Industrial music's pan-revolutionary ideology targets language, identity and logic itself, not just economic systems
Industrial music’s ideologues positioned themselves as pan-revolutionary: not merely anti-capitalist or anti-religious, but opposed to every structure that programmes consciousness — language, gender identity, beauty standards, even logic and the ego. Drawing on Deleuze/Guattari, the Australian band SPK’s 1981 manifesto declared that ‘control is no longer a sinister plot by them vs. us — it is internalized.’ The logical endpoint is deprogramming: only by stripping away all internalised structures can a person act with genuine free will.
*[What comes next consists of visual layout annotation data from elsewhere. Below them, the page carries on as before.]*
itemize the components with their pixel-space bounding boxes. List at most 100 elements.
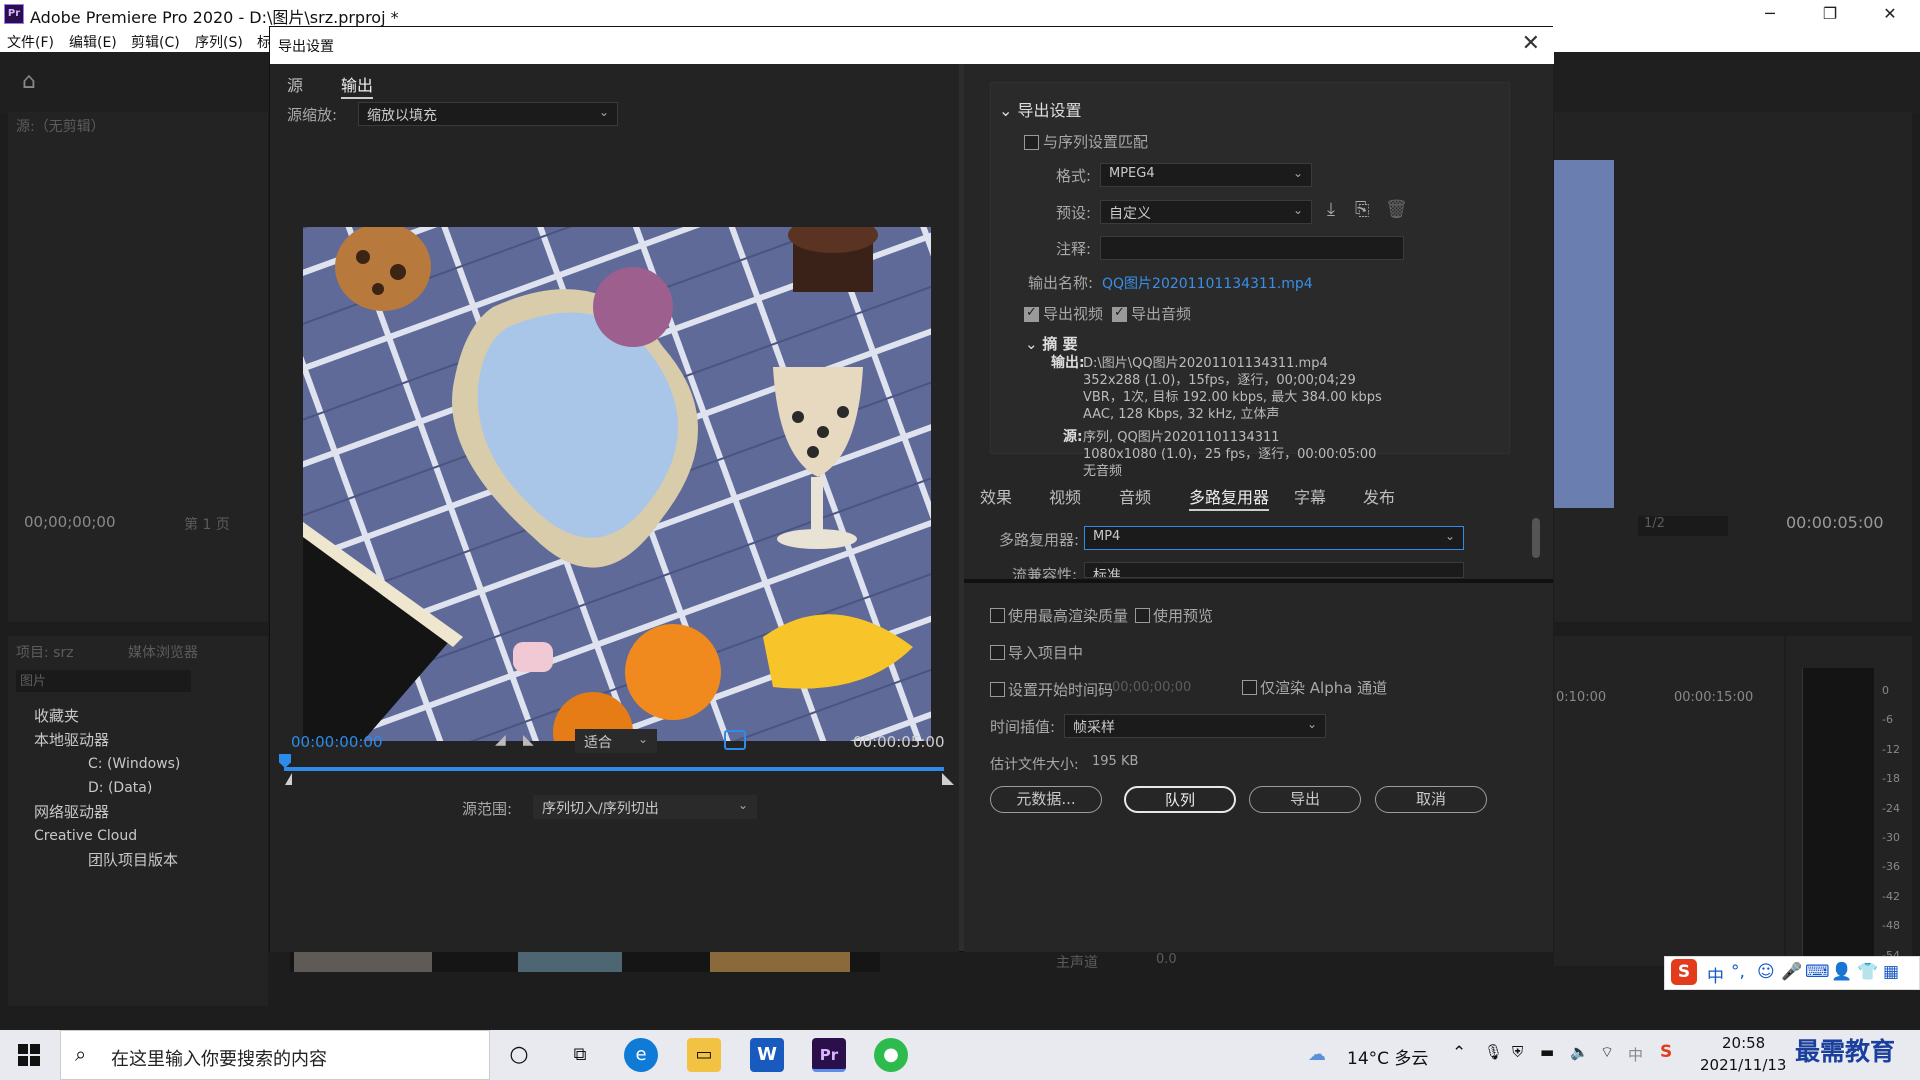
in-marker-icon[interactable] <box>278 773 292 785</box>
summary-header[interactable]: ⌄ 摘 要 <box>1025 333 1078 354</box>
tab-video[interactable]: 视频 <box>1049 484 1081 508</box>
splitter[interactable] <box>964 579 1553 583</box>
network-icon[interactable]: ⌔ <box>1600 1043 1614 1062</box>
start-timecode-value[interactable]: 00;00;00;00 <box>1112 680 1191 695</box>
tree-d-drive[interactable]: D: (Data) <box>18 776 180 800</box>
source-range-select[interactable]: 序列切入/序列切出 ⌄ <box>533 795 757 819</box>
volume-icon[interactable]: 🔈 <box>1570 1043 1589 1061</box>
program-fraction[interactable]: 1/2 <box>1638 516 1728 536</box>
comment-label: 注释: <box>1056 240 1092 258</box>
max-render-quality-checkbox[interactable] <box>990 608 1005 623</box>
format-select[interactable]: MPEG4 ⌄ <box>1100 163 1312 187</box>
tab-multiplexer[interactable]: 多路复用器 <box>1189 484 1270 511</box>
sogou-tray-icon[interactable]: S <box>1660 1042 1672 1062</box>
ime-toolbar[interactable]: S 中 °, ☺ 🎤 ⌨ 👤 👕 ▦ <box>1664 956 1920 990</box>
tree-c-drive[interactable]: C: (Windows) <box>18 752 180 776</box>
tab-audio[interactable]: 音频 <box>1119 484 1151 508</box>
playhead-icon[interactable] <box>279 754 291 768</box>
tree-network-drives[interactable]: 网络驱动器 <box>18 800 180 824</box>
time-interpolation-select[interactable]: 帧采样 ⌄ <box>1064 714 1326 738</box>
tab-captions[interactable]: 字幕 <box>1294 484 1326 508</box>
source-scale-select[interactable]: 缩放以填充 ⌄ <box>358 102 618 126</box>
clock-time[interactable]: 20:58 <box>1722 1034 1765 1052</box>
home-icon[interactable]: ⌂ <box>22 69 36 94</box>
restore-button[interactable]: ❐ <box>1800 0 1860 29</box>
premiere-taskbar-icon[interactable]: Pr <box>812 1038 846 1072</box>
project-tab[interactable]: 项目: srz <box>16 642 74 662</box>
export-settings-header[interactable]: ⌄ 导出设置 <box>999 97 1082 121</box>
browser-path[interactable]: 图片 <box>16 670 191 692</box>
tree-creative-cloud[interactable]: Creative Cloud <box>18 824 180 848</box>
time-interpolation-label: 时间插值: <box>990 718 1056 736</box>
fit-select[interactable]: 适合 ⌄ <box>575 729 657 753</box>
menu-sequence[interactable]: 序列(S) <box>195 32 243 52</box>
set-out-point-icon[interactable]: ◣ <box>523 732 534 748</box>
aspect-correction-icon[interactable] <box>724 730 746 750</box>
metadata-button[interactable]: 元数据... <box>990 786 1102 813</box>
queue-button[interactable]: 队列 <box>1124 786 1236 813</box>
menu-clip[interactable]: 剪辑(C) <box>131 32 180 52</box>
chevron-up-icon[interactable]: ⌃ <box>1452 1043 1466 1063</box>
preview-scrubber-track[interactable] <box>284 767 944 771</box>
set-in-point-icon[interactable]: ◢ <box>495 732 506 748</box>
chevron-down-icon: ⌄ <box>1444 529 1455 543</box>
export-video-label: 导出视频 <box>1043 305 1104 323</box>
tab-source[interactable]: 源 <box>287 72 303 96</box>
delete-preset-icon[interactable]: 🗑 <box>1385 199 1408 220</box>
microphone-icon[interactable]: 🎙 <box>1484 1043 1503 1061</box>
set-start-timecode-checkbox[interactable] <box>990 682 1005 697</box>
menu-edit[interactable]: 编辑(E) <box>69 32 117 52</box>
settings-scrollbar[interactable] <box>1532 518 1540 558</box>
dialog-title-bar: 导出设置 ✕ <box>270 27 1554 64</box>
taskbar: ⌕ 在这里输入你要搜索的内容 ○ ⧉ e ▭ W Pr ● ☁ 14°C 多云 … <box>0 1030 1920 1080</box>
weather-text[interactable]: 14°C 多云 <box>1347 1044 1428 1069</box>
source-scale-label: 源缩放: <box>287 106 338 124</box>
summary-output-label: 输出: <box>1051 355 1085 371</box>
file-explorer-icon[interactable]: ▭ <box>687 1038 721 1072</box>
use-preview-checkbox[interactable] <box>1135 608 1150 623</box>
tab-output[interactable]: 输出 <box>341 72 374 99</box>
wechat-icon[interactable]: ● <box>874 1038 908 1072</box>
close-window-button[interactable]: ✕ <box>1860 0 1920 29</box>
import-into-project-checkbox[interactable] <box>990 645 1005 660</box>
tree-favorites[interactable]: 收藏夹 <box>18 704 180 728</box>
task-view-icon[interactable]: ⧉ <box>563 1038 597 1072</box>
match-sequence-checkbox[interactable] <box>1024 135 1039 150</box>
muxer-select[interactable]: MP4 ⌄ <box>1084 526 1464 550</box>
windows-start-icon[interactable] <box>18 1044 40 1066</box>
preview-start-timecode[interactable]: 00:00:00:00 <box>291 733 383 751</box>
output-name-link[interactable]: QQ图片20201101134311.mp4 <box>1102 273 1313 293</box>
alpha-only-checkbox[interactable] <box>1242 680 1257 695</box>
menu-file[interactable]: 文件(F) <box>7 32 54 52</box>
battery-icon[interactable]: ▬ <box>1540 1043 1554 1061</box>
cancel-button[interactable]: 取消 <box>1375 786 1487 813</box>
preset-select[interactable]: 自定义 ⌄ <box>1100 200 1312 224</box>
tab-publish[interactable]: 发布 <box>1363 484 1395 508</box>
tab-effects[interactable]: 效果 <box>980 484 1012 508</box>
clock-date[interactable]: 2021/11/13 <box>1700 1056 1786 1074</box>
export-settings-section: ⌄ 导出设置 与序列设置匹配 格式: MPEG4 ⌄ 预设: 自定义 ⌄ ⤓ ⎘ 🗑… <box>990 82 1510 479</box>
export-video-checkbox[interactable] <box>1024 305 1039 322</box>
security-icon[interactable]: ⛨ <box>1512 1043 1523 1061</box>
stream-compat-select[interactable]: 标准 <box>1084 562 1464 578</box>
minimize-button[interactable]: ─ <box>1740 0 1800 29</box>
tree-team-projects[interactable]: 团队项目版本 <box>18 848 180 872</box>
comment-input[interactable] <box>1100 236 1404 260</box>
use-preview-label: 使用预览 <box>1153 607 1214 625</box>
word-icon[interactable]: W <box>750 1038 784 1072</box>
save-preset-icon[interactable]: ⤓ <box>1327 199 1335 220</box>
import-preset-icon[interactable]: ⎘ <box>1355 199 1369 220</box>
tree-local-drives[interactable]: 本地驱动器 <box>18 728 180 752</box>
edge-icon[interactable]: e <box>624 1038 658 1072</box>
out-marker-icon[interactable] <box>942 773 954 785</box>
summary-output-lines: D:\图片\QQ图片20201101134311.mp4 352x288 (1.… <box>1083 356 1382 422</box>
export-audio-checkbox[interactable] <box>1112 305 1127 322</box>
file-size-label: 估计文件大小: <box>990 757 1079 773</box>
ime-indicator[interactable]: 中 <box>1628 1044 1643 1065</box>
cortana-icon[interactable]: ○ <box>502 1038 536 1072</box>
export-button[interactable]: 导出 <box>1249 786 1361 813</box>
source-page: 第 1 页 <box>184 517 230 533</box>
taskbar-search-box[interactable]: ⌕ 在这里输入你要搜索的内容 <box>60 1030 490 1080</box>
media-browser-tab[interactable]: 媒体浏览器 <box>128 642 198 662</box>
dialog-close-icon[interactable]: ✕ <box>1522 31 1540 56</box>
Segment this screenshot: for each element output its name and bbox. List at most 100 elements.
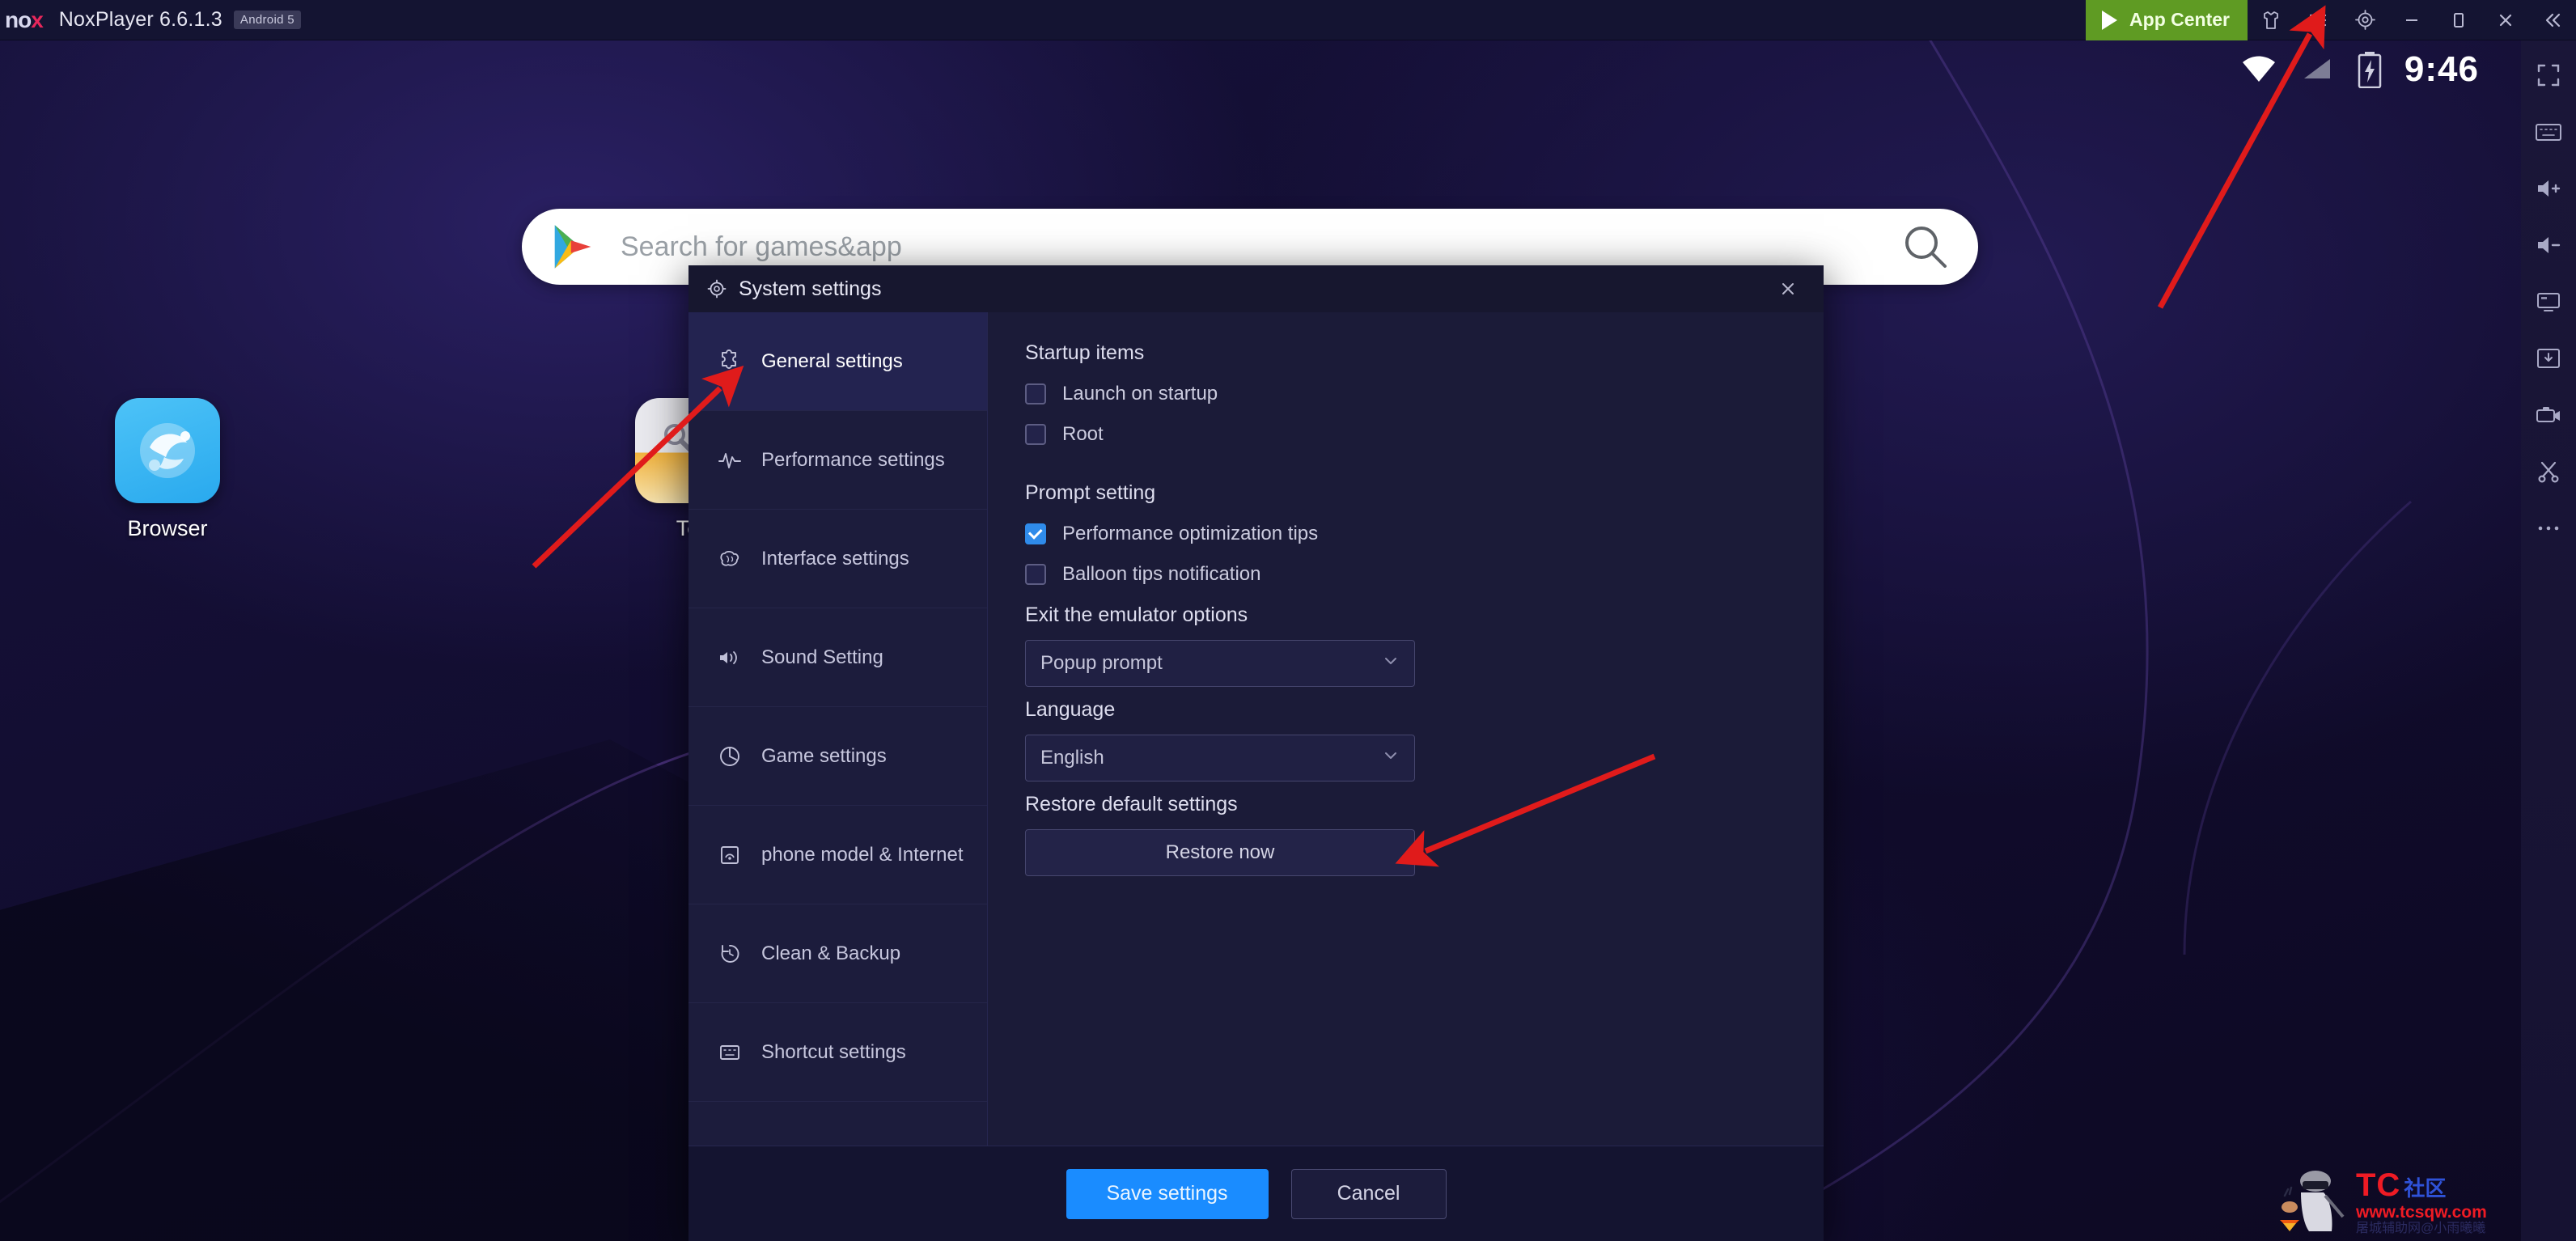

This extreme position explains the genre’s embrace of irrational aesthetics (Dada, chaos magick, surrealism) as temporary placeholders after deprogramming, and the use of transgressive imagery not for shock alone but to reveal hidden laws by breaking them.
Examples
SPK’s 1981 manifesto on internalized control; Genesis P-Orridge’s Pandrogyne project (destroying the gendered ego); Throbbing Gristle’s ‘we need some discipline here’ as a self-aware commentary on how hard deprogramming actually is.
Assessment
Explain in your own words why an industrial musician might use content that seems offensive rather than merely abstract: what law-revealing function does transgression serve in the pan-revolutionary framework?